This file will take Jeff’s latest CDBN experiment data (V1.3) and do the following:

wb <- loadWorkbook("All_experiments_V1.3.2.xlsx")
lst = readWorksheet(wb, sheet = getSheets(wb))
metadata1 <- loadWorkbook("../../CDBN Variety Info/CDBN_Metadata_sequencing_2017-07-25.xlsx")
metadata = readWorksheet(metadata1, sheet = getSheets(metadata1))

1. Add CDBN_ID’s to lst$Germplasm

I added the echo = FALSE parameter to most of the code for this step, so the html file does not show several hundred regular expression substitutions that generated the CDBN_ID’s from the Genotypes. If you want to see these, refer to the .Rmd document.

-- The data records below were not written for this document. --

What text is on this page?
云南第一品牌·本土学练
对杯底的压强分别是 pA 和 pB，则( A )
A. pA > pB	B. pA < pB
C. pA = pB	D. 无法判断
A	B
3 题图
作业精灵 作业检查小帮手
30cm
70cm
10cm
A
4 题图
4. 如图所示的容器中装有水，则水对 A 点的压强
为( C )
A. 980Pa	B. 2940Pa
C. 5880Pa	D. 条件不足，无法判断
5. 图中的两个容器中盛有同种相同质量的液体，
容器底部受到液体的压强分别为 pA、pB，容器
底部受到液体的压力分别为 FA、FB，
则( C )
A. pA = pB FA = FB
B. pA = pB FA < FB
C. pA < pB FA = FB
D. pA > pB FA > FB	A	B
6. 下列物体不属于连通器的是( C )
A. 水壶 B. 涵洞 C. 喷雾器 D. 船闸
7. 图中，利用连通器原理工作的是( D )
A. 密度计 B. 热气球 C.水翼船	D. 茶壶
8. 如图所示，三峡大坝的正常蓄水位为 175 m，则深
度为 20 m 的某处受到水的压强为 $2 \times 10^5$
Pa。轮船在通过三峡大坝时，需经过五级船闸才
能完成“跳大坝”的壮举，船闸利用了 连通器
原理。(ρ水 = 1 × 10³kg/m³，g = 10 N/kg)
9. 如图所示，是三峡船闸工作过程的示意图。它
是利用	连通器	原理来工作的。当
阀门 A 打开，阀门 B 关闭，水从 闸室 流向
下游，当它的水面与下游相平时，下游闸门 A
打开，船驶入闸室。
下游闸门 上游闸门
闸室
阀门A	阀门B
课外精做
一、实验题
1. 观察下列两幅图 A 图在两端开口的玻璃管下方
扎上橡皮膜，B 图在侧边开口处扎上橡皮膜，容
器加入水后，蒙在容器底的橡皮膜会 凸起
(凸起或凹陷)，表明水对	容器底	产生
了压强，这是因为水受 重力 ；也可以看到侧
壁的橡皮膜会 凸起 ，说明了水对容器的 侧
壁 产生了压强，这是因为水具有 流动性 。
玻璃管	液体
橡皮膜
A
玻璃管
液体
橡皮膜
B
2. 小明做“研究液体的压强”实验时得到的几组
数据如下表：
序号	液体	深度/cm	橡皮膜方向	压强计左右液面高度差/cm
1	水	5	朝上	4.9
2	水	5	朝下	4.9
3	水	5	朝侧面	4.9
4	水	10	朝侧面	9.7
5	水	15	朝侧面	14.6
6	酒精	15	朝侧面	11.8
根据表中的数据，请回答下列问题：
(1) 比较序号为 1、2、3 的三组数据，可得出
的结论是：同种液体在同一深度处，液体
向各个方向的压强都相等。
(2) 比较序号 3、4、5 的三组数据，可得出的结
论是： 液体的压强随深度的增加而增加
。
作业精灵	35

Here are three punctuation fixes, as examples:

Germplasm$CDBN_ID <- gsub("-","_", Germplasm$CDBN_ID)
Germplasm$CDBN_ID <- gsub(" ","_", Germplasm$CDBN_ID)
Germplasm$CDBN_ID <- gsub("Long's_Peak","Longs_Peak", Germplasm$CDBN_ID)

1a. Test that the second round of punctuation fixes actually ties the CDBN_ID keys to the Germplasm table.

The table below is empty, which means that there are no remaining CDBN_ID’s in my metadata that are unaccounted for.

metadata %>% 
  anti_join(Germplasm, by = "CDBN_ID") %>%
  select(CDBN_ID)
## [1] CDBN_ID
## <0 rows> (or 0-length row.names)

2. Join Germplasm and Metadata

Germplasm_ahm <- Germplasm %>% 
  left_join(metadata, by = "CDBN_ID") %>%
  select(Genotype:GBS_barcode_length.2, MDP_ID, Flower_color:Stem_thickness_below_cotyledons_width.1, Hue:Width_10..cm., Gene_pool:Market.class, Seed.From.1:Seed.From.2, BEANCAP_ID:Synonym.10)

3. Make a Germplasm table to add to the Phenotypes worksheet

Germplasm_small <- Germplasm_ahm %>%
  select(Genotype, CDBN_ID, Seq_ID, Gene_pool, Race, Market.class)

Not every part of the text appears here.